Política
Paro portuario frena 140 buques y genera alerta por posible desabastecimiento de combustible
El comercio exterior y la logística de refinados se encuentran paralizados tras la desregulación del practicaje impulsada por el Ejecutivo.
El comercio exterior argentino y la distribución interna de combustibles enfrentan un escenario de parálisis total a raíz de un cese de actividades por tiempo indeterminado dispuesto por prácticos, pilotos y baqueanos. La medida de fuerza ya mantiene detenidos a más de 140 buques en distintos puntos del país, frenando de manera drástica las exportaciones agropecuarias y la logística marítima.

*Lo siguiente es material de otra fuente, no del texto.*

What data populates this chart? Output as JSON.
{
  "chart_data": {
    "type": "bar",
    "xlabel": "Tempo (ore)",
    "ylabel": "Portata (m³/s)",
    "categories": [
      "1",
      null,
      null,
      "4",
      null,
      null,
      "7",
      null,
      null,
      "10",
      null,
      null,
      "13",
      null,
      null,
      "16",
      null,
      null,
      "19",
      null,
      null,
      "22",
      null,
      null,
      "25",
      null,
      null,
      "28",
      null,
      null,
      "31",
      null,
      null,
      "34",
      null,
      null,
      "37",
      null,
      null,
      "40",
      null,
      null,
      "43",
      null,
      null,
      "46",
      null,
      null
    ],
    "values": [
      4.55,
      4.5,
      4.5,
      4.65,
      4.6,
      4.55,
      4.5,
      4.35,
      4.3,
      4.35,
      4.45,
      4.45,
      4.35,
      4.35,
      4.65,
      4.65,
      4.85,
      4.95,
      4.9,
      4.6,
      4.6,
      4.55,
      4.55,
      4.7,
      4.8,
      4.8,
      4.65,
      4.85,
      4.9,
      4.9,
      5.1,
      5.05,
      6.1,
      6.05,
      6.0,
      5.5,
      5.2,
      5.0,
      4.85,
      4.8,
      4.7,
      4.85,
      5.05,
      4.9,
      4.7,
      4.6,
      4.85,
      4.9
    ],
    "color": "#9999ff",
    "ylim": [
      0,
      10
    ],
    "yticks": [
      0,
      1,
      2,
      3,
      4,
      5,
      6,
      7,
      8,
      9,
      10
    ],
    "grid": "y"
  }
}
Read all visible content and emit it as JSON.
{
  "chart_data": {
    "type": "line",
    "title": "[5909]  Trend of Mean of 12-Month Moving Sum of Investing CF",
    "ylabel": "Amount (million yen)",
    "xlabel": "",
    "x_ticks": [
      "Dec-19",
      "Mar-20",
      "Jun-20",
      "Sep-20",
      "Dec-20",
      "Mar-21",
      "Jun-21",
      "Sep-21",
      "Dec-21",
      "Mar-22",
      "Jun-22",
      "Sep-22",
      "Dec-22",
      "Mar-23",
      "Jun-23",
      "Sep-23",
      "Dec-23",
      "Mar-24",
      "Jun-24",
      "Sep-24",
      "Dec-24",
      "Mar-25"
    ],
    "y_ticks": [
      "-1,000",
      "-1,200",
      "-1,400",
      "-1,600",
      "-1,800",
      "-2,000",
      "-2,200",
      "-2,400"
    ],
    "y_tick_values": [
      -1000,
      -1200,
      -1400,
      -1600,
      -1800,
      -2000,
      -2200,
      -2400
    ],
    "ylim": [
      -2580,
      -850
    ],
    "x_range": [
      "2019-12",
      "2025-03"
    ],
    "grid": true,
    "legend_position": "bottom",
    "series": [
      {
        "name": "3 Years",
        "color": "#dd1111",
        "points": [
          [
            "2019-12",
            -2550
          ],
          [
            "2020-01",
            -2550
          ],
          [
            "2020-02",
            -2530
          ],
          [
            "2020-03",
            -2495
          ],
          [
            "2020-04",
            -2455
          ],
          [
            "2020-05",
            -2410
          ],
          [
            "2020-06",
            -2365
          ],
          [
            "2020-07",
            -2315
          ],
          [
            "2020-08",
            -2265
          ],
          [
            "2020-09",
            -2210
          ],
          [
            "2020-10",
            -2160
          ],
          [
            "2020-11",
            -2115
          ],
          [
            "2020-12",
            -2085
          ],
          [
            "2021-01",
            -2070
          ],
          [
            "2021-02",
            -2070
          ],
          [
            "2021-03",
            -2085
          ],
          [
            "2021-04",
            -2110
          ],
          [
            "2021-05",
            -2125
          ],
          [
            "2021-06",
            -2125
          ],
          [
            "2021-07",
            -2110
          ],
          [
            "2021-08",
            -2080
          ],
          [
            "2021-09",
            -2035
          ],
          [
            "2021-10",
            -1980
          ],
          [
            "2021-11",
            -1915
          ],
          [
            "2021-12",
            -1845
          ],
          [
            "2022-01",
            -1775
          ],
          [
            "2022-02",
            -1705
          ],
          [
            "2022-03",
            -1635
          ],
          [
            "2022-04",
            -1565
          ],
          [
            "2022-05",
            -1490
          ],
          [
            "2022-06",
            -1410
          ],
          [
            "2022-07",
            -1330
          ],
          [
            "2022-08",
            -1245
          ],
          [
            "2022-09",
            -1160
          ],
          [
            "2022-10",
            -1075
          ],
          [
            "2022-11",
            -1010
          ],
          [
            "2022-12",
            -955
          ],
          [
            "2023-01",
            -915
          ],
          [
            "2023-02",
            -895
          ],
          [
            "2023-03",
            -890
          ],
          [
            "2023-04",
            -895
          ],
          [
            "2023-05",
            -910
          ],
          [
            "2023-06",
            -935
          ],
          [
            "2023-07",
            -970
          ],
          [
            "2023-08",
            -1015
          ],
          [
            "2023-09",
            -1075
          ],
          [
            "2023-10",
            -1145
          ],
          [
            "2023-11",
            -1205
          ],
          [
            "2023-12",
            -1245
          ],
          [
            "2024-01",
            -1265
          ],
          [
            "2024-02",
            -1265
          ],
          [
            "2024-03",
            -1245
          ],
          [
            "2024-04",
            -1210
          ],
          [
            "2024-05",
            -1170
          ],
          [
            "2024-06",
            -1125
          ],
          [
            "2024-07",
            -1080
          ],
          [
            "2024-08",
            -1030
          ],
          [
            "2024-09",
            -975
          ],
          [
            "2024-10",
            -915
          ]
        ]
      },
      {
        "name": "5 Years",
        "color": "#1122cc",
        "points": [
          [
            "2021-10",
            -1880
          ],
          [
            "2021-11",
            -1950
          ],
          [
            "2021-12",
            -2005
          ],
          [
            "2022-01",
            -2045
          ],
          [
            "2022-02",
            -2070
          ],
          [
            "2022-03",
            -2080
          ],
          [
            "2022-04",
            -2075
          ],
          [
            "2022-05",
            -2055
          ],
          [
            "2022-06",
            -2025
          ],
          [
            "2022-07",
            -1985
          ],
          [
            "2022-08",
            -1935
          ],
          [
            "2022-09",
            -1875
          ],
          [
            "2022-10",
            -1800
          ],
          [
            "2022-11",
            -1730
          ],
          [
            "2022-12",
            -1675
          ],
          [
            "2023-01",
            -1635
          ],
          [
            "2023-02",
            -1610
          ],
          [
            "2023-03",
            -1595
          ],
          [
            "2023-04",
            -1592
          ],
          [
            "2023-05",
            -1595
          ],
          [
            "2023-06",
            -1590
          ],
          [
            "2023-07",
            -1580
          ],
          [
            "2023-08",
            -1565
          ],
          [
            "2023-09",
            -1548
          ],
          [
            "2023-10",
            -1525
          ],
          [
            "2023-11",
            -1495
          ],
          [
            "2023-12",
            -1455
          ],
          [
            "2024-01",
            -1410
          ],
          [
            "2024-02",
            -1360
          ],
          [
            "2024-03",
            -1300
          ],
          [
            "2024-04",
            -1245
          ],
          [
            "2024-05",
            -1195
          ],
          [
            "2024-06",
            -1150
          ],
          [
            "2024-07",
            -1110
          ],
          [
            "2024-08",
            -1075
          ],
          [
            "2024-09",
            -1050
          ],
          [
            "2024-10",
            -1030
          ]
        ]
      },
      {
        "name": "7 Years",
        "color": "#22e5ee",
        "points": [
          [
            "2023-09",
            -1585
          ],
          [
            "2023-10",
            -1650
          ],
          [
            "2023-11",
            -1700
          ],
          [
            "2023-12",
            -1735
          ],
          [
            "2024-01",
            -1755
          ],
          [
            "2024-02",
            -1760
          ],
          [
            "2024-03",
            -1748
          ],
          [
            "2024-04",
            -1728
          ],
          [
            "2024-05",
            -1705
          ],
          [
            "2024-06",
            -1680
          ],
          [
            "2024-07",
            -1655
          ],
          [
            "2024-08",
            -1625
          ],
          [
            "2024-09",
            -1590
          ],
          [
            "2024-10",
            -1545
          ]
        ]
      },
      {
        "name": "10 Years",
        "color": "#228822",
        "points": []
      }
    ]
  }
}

La interrupción de las operaciones impacta de lleno en terminales portuarias clave para la economía nacional, tales como Rosario, Bahía Blanca, Campana y Dock Sud. Esta parálisis en los muelles de abastecimiento y distribución encendió las alarmas en el sector energético, ante la inminente posibilidad de que se generen faltantes de suministro de nafta, gasoil y fuel oil en el mercado local.
El origen del conflicto radica en la promulgación del Decreto 690/2026, firmado por el presidente Javier Milei y el ministro de Desregulación, Federico Sturzenegger. La normativa busca desregular el servicio de practicaje para reducir costos logísticos y eliminar regulaciones del sector; sin embargo, los trabajadores exigen la inmediata derogación o suspensión de la medida como condición indiscutible para abrir cualquier instancia de diálogo.
Las repercusiones de la huelga ya provocan pérdidas millonarias en divisas y un severo perjuicio para la competitividad del país. Ante la imposibilidad de operar en muelles locales, diversas embarcaciones y cargas comerciales han comenzado a ser desviadas hacia puertos alternativos en la región, principalmente en Montevideo y el sur de Brasil.
Frente a la escalada de la crisis, la Prefectura Naval Argentina inició notificaciones e intimaciones individuales a más de 500 profesionales para que restablezcan el servicio de forma inmediata. El Gobierno argumenta que el practicaje constituye un servicio público esencial y advirtió que la continuidad de la protesta podría acarrear sanciones administrativas y denuncias penales contra los involucrados.